Institutional investors have long understood that dispersion across private managers is significant. Multiple third-party analyses using private market datasets show that the spread between top- and bottom-quartile outcomes in private markets is materially wider than in public markets. This dispersion reinforces that manager selection may be central to expected outcomes.
Evergreen and semi-liquid structures add an additional dimension: continuous deployment. Unlike drawdown funds, evergreen vehicles must absorb ongoing subscriptions while seeking to meet periodic liquidity needs. When high-quality opportunities are scarce, managers may face a trade-off between holding elevated cash balances (creating cash drag) or deploying into lower-conviction opportunities simply to remain invested.

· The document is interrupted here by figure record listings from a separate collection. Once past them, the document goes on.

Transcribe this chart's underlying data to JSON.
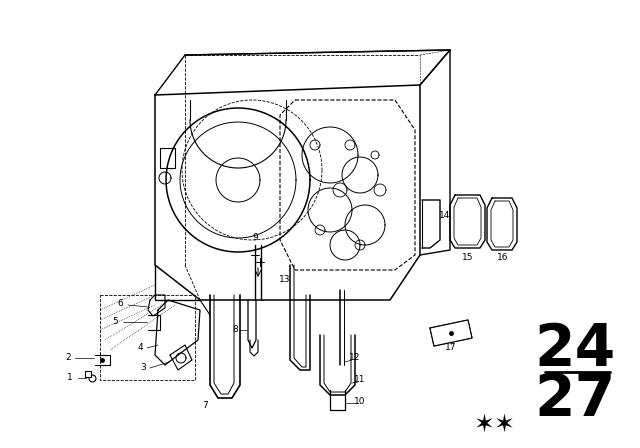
{
  "bg_color": "#ffffff",
  "number_top": "24",
  "number_bottom": "27",
  "fig_width": 6.4,
  "fig_height": 4.48,
  "dpi": 100
}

Both outcomes can present challenes—either through diluted returns or weakened underwriting standards. As these structures scale, we believe the ability to source deals, allocate capital selectively during periods of market dislocation, and manage cash efficiently becomes a defining capability that may play a critical role in the long-term efficacy of these strategies.
In short, we believe that overly narrow mandates may expose investors to cyclicality and idiosyncratic risk at different points in time. A broader opportunity set does not totally eliminate this risk, but does create more potential avenues to meet investor demand.
Thoughtfully incorporating private markets into a target date glidepath is more than an investment or optimization exercise. Practical considerations around liquidity (both with respect to redemptions and deployment) provide guardrails in the level of exposure that can be realistically achieved. Through our research, we observed that, based on our assumptions, a consistent 10% allocation to a diversified, multi-asset private market portfolio throughout participants careers may influence retirement outcomes differently than varying allocations to single sleeve exposures (e.g. private equity, credit and real assets), based on our assumptions. This reflected our assessment of suitability, in particular the liquidity profile of the exposures along the glidepath. Single sleeve exposures had the potential for more precision, but in our analysis also led to lower weights due to the idiosyncratic risks detailed throughout this paper. Concern over being a forced buyer or seller of each asset class based on the relative point in the glidepath that each asset class was held further pointed our analysis in favor of a multi-asset approach.
The framework we have outlined—focused on scale, diversification, investor alignment, cash flow, and disciplined liquidity management—helped guide our evaluation and selection of a private markets allocation within the State Street Target Retirement IndexPlus Strategies. We look forward to continuing to share our findings as the space evolves.